SHELL TO START UP CRACKER IN Q1 2010
Shell Chemicals is on track to start up its new 800,000 tonne/year naphtha cracker in the petrochemical hub of Jurong Island, Singapore, in the first quarter of next year. The global producer is also in the process of starting up a downstream 750,000 tonne/year monoethylene glycol (MEG) plant at the same site, said its executive vice president, Ben van Beurden. Shell had recently completed the construction of an ethylene jetty, and received its first shipment of ethylene at its Shell Eastern Petrochemicals Complex project in Singapore. The jetty has been designed to load and discharge refrigerated ethylene to and from ethylene carriers.

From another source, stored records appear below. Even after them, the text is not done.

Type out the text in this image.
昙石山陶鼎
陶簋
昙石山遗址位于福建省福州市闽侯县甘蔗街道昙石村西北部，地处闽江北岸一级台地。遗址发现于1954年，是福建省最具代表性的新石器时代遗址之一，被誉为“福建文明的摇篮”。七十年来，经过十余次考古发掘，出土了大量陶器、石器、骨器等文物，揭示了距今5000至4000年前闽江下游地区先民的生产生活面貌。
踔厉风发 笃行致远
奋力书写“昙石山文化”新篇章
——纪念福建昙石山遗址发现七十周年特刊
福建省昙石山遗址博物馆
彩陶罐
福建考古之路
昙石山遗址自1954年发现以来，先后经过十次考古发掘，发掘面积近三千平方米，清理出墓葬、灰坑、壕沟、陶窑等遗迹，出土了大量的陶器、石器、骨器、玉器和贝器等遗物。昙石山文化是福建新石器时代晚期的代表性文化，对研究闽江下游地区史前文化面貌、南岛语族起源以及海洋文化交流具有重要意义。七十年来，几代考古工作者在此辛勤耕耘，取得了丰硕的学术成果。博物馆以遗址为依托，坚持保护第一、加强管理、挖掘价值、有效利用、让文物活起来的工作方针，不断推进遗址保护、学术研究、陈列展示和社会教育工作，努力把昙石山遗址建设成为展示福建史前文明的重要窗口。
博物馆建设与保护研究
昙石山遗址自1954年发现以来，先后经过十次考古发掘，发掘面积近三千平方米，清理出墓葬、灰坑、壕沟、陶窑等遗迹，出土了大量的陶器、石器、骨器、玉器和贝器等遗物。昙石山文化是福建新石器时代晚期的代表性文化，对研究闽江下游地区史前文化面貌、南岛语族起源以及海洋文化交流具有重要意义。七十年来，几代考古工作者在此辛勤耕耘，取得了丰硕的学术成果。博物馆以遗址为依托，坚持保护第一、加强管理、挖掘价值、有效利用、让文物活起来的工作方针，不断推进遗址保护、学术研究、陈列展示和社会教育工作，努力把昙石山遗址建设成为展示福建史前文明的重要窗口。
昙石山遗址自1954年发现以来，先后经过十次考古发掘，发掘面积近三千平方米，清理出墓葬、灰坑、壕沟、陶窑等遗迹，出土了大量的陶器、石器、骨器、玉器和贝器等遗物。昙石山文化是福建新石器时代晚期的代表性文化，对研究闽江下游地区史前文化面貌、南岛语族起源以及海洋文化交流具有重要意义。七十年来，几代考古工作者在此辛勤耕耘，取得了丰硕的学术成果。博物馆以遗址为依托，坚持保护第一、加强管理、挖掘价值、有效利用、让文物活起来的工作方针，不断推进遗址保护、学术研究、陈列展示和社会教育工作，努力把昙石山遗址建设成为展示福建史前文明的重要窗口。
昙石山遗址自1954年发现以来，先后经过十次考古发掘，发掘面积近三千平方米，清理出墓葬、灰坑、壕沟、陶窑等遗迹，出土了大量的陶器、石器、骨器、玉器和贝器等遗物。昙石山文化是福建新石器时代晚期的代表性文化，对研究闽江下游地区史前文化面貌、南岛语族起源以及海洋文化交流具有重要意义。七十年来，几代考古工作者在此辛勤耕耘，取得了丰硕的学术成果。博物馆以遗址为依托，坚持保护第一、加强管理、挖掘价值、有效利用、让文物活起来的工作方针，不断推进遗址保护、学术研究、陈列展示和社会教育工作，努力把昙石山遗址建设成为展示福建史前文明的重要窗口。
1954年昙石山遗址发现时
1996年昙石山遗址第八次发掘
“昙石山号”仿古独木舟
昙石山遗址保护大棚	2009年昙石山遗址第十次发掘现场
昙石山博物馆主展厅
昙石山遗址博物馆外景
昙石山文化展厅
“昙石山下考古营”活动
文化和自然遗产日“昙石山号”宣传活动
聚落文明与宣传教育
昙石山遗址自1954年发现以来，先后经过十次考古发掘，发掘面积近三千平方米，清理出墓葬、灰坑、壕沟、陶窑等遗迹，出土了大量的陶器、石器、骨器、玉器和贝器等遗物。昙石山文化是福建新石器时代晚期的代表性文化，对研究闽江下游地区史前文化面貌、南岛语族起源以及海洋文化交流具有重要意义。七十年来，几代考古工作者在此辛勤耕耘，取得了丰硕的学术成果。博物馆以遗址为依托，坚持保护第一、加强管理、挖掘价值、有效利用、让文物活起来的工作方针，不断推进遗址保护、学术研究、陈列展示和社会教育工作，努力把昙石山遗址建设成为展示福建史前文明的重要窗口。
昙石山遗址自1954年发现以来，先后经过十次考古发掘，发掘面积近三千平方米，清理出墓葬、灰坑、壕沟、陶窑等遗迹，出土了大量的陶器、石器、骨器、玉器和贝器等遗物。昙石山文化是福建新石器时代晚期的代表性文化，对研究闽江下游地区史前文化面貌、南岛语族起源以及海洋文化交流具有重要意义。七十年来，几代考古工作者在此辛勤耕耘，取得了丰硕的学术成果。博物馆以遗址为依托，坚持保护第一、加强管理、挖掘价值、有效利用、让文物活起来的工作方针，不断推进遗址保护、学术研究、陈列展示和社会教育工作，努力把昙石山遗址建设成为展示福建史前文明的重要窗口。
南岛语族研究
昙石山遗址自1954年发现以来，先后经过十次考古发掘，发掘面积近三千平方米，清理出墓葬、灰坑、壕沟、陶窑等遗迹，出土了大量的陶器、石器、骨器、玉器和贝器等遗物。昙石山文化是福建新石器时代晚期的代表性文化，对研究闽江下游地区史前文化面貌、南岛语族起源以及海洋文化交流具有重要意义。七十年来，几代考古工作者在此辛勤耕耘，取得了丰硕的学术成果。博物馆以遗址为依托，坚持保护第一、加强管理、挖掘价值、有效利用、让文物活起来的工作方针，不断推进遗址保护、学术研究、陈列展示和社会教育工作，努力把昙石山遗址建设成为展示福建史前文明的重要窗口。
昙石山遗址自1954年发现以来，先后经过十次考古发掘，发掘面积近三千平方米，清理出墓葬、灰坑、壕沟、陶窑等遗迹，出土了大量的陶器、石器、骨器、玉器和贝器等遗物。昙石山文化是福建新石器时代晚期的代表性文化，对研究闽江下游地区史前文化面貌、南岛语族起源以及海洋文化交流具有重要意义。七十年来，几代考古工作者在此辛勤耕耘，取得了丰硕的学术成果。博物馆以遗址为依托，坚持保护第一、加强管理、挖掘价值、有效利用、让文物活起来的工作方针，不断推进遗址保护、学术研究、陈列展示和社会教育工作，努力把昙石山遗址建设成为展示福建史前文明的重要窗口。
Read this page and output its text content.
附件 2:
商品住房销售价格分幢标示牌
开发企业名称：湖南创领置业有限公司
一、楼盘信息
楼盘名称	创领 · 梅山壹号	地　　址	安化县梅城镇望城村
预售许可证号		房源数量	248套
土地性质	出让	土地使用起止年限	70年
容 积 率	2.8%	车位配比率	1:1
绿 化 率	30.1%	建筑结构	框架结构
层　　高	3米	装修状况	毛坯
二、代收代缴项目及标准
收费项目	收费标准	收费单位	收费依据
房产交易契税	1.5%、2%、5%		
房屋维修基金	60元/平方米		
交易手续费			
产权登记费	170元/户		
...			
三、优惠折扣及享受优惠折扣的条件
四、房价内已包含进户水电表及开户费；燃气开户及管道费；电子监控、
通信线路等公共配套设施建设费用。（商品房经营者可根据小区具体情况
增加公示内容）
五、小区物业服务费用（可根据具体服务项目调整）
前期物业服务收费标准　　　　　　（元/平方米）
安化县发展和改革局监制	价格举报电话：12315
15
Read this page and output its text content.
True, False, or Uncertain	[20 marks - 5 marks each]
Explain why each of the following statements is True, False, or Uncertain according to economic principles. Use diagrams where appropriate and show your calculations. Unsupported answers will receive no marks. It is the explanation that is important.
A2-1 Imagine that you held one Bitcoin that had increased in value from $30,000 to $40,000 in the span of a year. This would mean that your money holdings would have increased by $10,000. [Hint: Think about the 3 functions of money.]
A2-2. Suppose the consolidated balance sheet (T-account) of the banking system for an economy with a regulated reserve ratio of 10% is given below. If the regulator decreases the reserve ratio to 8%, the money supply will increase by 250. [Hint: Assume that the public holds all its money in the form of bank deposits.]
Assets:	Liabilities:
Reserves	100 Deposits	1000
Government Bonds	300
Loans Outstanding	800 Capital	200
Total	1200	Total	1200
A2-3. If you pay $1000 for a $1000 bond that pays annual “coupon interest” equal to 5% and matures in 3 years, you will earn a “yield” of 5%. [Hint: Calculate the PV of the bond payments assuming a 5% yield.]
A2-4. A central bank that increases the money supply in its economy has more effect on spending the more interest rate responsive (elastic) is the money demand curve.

MOODY'S UPGRADES POLYONE OUTLOOK
US ratings service Moody's has upgraded the outlook on US polymer materials firm PolyOne to positive, from stable, behind significant improvements in the operating income of the company's specialty and performance businesses. PolyOne posted a Q3 net income of $49.6m (€33.2m), which is up from a loss of $5.6m year over year, as the company reported better margins and lower sales costs. Moody's, which cited income improvements in the prior two quarters, noted that the improved performance came in spite of very weak economic conditions in the US and Europe, with volumes down by 15-20% or more in most of PolyOne's specialty and performance businesses.
PROJECT HOLD-UPS MAY MEAN PEAK IS MISSED
Delays to petrochemical projects in Latin America could result in producers missing the expected peak in the global petrochemicals demand cycle between 2012 and 2014, warned a consultant with US-based Nexant last week. Raul Arias said most of the major new petrochemical projects in Latin America are expected to start up between 2013 and 2015. Many have already been delayed.
CORRECTION
The story "Party like it's 1989" in the November 9 issue suggested that Hoechst is part of DuPont. In fact, it is the three units of the old Lacufa paints and coatings combine bought by Hoechst that are now part of DuPont. We apologize for the error.